Ask about VA, FHA, Rehab, 3% conventional, Cal Vet, service loans, 80/10/10, and of course, a blanket question; What is best for my situation?
Often a best scenario is 80% loan, 20% down payment. But if you don’t have the 20% down, ask about zero and low down payment programs. They are out there in abundance. Here is where a great FICO credit score can really come in handy to get the best value!
5.) Should I have an escrow impound account?
We recommend an escrow impound account for first time homebuyers, however the choice is yours. An escrow impound account will collect 1/12th of your taxes and property insurance each month included in your mortgage payment, and then the lender will pay those annual bills for you. If you choose not to have an impound account, we HIGHLY recommend setting up a savings account and saving 1/12th of those bills each month, so when it comes time to pay those larger bills, you already have the money set aside.
6.) What is my interest rate, and when do I lock in my rate?
Interest rates vary over the course of the day, so each day, several times a day, the rates will adjust slightly. Every now and then, the “Feds” will increase or decrease the general rate specifically. Lenders will often charge a rate which includes the rate at the moment plus their rate on top of it. Don’t be fooled by “teaser rates” which lenders will often advertise, but then once you get deep into the loan process, tell you that that rate no longer exists or you specifically don’t qualify. Once you are good with your rate, discuss with your lender the best time to “lock” that rate, so it stays secure until you close your escrow. Often the lender will lock the rate for a few weeks. If the lock “expires” you can pay a fee to hold it longer or start over with more current rates.
7.) How much Seller credit can I ask for if I need it?

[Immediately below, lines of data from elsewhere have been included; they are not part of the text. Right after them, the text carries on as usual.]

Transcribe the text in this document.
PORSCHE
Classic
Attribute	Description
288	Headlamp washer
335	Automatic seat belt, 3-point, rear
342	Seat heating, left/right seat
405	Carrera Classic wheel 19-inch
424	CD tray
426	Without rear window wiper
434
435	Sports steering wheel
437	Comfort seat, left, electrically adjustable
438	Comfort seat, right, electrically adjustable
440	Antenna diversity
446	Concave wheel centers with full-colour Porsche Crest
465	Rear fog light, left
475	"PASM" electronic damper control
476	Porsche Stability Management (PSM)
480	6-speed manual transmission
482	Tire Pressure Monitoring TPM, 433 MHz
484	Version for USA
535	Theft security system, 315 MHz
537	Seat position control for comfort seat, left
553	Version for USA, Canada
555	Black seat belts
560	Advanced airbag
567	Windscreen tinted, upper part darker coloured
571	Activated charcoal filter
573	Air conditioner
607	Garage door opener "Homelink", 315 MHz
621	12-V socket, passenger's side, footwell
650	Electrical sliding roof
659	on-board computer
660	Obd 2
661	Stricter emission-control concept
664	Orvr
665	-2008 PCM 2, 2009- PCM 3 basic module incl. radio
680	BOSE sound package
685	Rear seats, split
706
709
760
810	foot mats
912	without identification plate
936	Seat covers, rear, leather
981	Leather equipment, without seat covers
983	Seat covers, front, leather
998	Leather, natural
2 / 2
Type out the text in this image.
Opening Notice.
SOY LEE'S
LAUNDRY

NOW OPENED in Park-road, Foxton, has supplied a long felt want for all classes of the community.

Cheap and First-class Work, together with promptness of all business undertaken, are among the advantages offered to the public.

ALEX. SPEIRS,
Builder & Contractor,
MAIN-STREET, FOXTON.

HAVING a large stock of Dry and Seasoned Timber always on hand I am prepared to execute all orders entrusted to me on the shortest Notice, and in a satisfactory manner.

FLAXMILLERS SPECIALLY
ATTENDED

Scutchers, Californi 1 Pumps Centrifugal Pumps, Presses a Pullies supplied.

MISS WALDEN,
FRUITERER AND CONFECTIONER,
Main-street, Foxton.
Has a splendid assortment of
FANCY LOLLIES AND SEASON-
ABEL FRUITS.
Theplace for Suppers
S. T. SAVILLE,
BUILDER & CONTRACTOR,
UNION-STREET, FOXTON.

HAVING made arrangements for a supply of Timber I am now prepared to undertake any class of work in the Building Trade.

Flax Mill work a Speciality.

When negotiating your purchase contract, there is a way to have the “Seller credit back funds” so you don’t need as much cash at the closing table. This can help to pay loan fees, buy down points, escrow fees, and other small fees for closing. It is important to use all your credit negotiated, as anything not spent goes back to the seller. Ask us about ways to include the credit in negotiations. And ask your lender what the limits are for those credits, as often they are limited to a percentage of your purchase price.
8.) What do I need to provide to my lender during the process?
Lenders will often ask for 2-3 years of tax returns, bank statements, pay stubs, and P&L if you are self employed. This part can get tedious, as they will continually ask for updated statements until the loan is funded. Just get into the habit of submitting everything to the lender. They will most likely also ask you to submit a form that allows them to compare your tax returns with those on file at the IRS, so make sure you are handing over true versions and not drafts of your tax returns.
9.) What is my debt to income ratio, and how do I keep that in check during the escrow process?
Lenders will often qualify you for your loan amount based on your credit, your debt, and your income.
Debt to income ratio is the amount you owe on loans, cars, credit cards, etc compared to the income you earn. The lower this number, the better loan you will qualify for. Keep this number low! DO NOT shop on your credit card or have any abnormal spending or large purchased during the escrow process. No new appliances, no new cars until AFTER closing. And then of course,
be careful to not overspend so you can continue to afford your home. If you need to make a large purchase during the process, talk to your lender first. It is very sad to have a loan fail at the last moment because a new home buyer was not aware of this.
10.) How do you communicate?
Communication is key! You will have a much smoother transaction if you, your lender, your realtor, and your escrow officer all communicate well together. You should stay in touch with your lender often, and your lender should be providing you with updates along the way, regularly and often.